Can you imagine if they did that with cancer patients? Get a bunch of patients whose ability to go into remission looks promising, giving them sea weed and other "healthy" diets, follow them to doctor appointments and yoga classes, then dress them up with a professional make up artist using lighting to make them look great once a week, and act like "Ohy, look how wonderful they are doing... and you can do it, too, if you really wanted to." Meanwhile behind the scenes they are getting aggressive rounds of chemotheraply and the "once a week" check-in is really every 2 months. Can you imagine viewers at home who have cancer, or live with loved ones with cancer, or who have lost people to cancer-- how would that make them feel that they didn't find such a "fast and easy" cure?
If you go visiting weight-loss forums, you often see posts like "how can I lose weight fast!" "Should I just eat an apple a day and drink water and get on the treadmill for 6 hours so I can drop 60 pounds in 30 days?" or "Why aren't I losing weight? I only eat 500 calories a day and I do cardio aerobics an hour a day and for some reason I am only losing a pound or two a week! What's wrong?"
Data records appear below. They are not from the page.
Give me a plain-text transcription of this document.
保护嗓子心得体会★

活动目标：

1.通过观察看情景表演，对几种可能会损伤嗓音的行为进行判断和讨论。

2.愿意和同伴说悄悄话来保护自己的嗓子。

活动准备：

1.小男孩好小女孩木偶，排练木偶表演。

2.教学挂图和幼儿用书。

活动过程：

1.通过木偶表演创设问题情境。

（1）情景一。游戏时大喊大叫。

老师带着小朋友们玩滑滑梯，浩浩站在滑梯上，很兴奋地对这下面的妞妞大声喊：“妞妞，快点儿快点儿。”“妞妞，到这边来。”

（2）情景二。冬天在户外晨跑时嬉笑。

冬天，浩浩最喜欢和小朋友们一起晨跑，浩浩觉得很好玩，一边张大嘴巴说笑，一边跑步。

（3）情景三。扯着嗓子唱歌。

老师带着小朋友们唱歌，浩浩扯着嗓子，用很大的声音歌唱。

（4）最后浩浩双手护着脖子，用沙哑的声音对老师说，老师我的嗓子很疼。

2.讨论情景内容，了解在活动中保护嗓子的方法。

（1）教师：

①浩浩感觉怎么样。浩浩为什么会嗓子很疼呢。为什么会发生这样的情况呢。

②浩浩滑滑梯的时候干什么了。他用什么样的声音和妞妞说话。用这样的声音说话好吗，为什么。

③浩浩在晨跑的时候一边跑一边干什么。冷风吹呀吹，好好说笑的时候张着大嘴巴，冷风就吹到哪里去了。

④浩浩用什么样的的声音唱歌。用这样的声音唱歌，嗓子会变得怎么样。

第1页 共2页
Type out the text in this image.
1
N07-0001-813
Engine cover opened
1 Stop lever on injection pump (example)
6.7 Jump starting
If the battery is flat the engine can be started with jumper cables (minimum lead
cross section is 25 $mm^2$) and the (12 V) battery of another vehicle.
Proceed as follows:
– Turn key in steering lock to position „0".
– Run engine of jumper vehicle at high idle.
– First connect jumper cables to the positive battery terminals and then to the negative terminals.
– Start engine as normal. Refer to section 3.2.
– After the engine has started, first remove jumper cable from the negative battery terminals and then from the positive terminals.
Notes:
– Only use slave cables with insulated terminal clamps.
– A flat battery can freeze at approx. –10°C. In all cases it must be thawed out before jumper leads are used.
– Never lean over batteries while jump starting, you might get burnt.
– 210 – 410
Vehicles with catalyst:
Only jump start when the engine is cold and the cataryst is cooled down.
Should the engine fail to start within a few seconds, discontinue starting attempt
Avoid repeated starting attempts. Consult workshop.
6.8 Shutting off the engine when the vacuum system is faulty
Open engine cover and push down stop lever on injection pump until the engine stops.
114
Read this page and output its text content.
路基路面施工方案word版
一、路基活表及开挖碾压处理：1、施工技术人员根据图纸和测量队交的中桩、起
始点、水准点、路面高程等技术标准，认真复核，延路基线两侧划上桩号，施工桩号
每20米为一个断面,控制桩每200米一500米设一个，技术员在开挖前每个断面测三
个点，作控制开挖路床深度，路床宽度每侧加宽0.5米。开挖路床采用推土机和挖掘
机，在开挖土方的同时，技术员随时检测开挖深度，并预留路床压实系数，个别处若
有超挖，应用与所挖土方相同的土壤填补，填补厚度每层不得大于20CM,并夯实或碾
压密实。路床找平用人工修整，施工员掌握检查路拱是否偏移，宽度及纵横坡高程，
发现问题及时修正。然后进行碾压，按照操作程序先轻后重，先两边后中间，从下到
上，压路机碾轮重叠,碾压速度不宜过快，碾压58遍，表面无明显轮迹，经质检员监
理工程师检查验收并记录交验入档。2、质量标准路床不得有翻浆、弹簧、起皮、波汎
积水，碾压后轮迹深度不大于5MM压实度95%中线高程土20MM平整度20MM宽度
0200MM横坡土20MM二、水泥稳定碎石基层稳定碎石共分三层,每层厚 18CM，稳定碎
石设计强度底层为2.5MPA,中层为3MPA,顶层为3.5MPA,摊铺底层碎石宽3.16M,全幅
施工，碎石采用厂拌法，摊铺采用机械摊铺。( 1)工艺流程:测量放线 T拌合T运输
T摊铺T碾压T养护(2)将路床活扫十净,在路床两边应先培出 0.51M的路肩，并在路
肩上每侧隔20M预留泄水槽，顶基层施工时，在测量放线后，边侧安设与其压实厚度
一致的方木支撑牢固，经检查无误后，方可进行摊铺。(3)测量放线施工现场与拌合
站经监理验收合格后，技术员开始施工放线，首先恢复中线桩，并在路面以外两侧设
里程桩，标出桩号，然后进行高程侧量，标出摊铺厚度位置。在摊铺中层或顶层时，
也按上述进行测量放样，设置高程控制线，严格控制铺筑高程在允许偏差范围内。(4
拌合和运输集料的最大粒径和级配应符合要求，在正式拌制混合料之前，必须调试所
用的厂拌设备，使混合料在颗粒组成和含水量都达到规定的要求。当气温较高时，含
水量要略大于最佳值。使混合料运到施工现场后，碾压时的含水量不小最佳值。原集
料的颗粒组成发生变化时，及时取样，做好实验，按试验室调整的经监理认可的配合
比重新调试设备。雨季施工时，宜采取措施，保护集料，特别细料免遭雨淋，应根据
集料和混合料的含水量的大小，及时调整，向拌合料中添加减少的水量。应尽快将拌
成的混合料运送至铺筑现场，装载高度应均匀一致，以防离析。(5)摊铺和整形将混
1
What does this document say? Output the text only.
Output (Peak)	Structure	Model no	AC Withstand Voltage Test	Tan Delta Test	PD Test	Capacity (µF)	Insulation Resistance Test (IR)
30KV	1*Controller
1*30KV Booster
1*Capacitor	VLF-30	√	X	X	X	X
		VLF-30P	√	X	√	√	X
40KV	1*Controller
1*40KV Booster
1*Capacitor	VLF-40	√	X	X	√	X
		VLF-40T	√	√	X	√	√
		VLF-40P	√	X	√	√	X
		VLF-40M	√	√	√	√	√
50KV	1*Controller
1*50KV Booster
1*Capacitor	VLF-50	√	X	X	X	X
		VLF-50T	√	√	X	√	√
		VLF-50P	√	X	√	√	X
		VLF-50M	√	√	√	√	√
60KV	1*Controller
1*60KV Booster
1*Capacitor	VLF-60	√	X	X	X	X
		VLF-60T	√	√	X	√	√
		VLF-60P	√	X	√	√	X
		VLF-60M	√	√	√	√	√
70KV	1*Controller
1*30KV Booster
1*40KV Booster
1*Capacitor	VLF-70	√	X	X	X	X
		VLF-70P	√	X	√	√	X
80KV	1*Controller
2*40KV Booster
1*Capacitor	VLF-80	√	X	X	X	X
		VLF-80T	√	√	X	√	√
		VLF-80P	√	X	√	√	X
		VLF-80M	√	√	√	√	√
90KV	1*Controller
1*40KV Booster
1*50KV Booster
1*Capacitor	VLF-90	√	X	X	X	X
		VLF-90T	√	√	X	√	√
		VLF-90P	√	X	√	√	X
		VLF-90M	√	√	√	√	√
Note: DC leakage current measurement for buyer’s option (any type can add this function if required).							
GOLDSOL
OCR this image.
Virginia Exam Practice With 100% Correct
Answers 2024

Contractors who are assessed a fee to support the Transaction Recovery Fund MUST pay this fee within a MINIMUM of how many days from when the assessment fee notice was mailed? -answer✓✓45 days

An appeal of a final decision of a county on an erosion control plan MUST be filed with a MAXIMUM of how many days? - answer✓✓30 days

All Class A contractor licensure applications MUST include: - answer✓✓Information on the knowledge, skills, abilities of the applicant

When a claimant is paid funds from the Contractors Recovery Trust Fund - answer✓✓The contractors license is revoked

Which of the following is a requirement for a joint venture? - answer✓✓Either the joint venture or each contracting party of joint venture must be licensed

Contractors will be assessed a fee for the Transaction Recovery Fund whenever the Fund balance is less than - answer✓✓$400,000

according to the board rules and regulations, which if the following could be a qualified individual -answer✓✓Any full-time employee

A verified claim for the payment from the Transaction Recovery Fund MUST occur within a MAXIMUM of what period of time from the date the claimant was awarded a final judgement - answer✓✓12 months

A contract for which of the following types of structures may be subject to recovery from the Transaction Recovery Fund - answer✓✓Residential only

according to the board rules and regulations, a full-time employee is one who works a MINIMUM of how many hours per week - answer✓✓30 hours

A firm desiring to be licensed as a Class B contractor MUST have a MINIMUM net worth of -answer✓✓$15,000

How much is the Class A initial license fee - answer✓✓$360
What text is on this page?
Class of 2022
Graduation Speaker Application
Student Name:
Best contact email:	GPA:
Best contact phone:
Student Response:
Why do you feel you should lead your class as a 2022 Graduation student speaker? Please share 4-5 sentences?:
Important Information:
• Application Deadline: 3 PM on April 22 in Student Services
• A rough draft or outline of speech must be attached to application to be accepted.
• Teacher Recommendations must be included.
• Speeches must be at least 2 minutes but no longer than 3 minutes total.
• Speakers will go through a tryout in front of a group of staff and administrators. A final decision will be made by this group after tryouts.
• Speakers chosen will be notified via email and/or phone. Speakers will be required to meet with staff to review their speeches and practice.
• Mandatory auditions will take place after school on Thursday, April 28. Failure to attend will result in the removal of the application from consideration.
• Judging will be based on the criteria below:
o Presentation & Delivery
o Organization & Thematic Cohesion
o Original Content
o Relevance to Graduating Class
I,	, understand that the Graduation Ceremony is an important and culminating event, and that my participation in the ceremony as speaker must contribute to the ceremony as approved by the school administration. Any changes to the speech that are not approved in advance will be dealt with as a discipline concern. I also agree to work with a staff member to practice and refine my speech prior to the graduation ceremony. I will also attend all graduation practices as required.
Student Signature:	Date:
People don't read, people don't study up on fitness and nutrition, most people don't have a clue about their bodies or what a normal sized portion is or what's a balanced diet or how much they should intake every day in calories... but they see the "Biggest Loser" and they want to know why they can't do it.
And the reason is that it's not just "TV magic"-- it is a complete illusion. False. A lie delivering false hope and impossible promises to desperate people in a society with a screwed-up notion of body image, instant gratification and finding miracle cures.
This is the kind of mentality that not only is keeping America fat, but making it get worse with each passing decades. Frankly, I don't have cable, I have seen about 1/2 an episode of the Biggest Loser and about 2 episodes of Celebrity Fit Club when visiting my mother, and since I have educated myself a bit on the topic I could see that it was a complete load of bunk. But I really shudder to think of the eating disorders of the next generation of kids and teens growing up with these "reality" shows... the depression, the low-self image, self-loathing for not being able to do it so fast and easily, the amount of people who may pure give up, or the amount of people who will try, fail, try, fail, try, fail, and each time put on those extra 10 or 20 "bonus" pounds your body seems to gain after a failed diet.
Why is it the FDA can restrict the use of a natural sweeting herb like stevia, but not the blatant glorification of false information via the most influential medium in our society?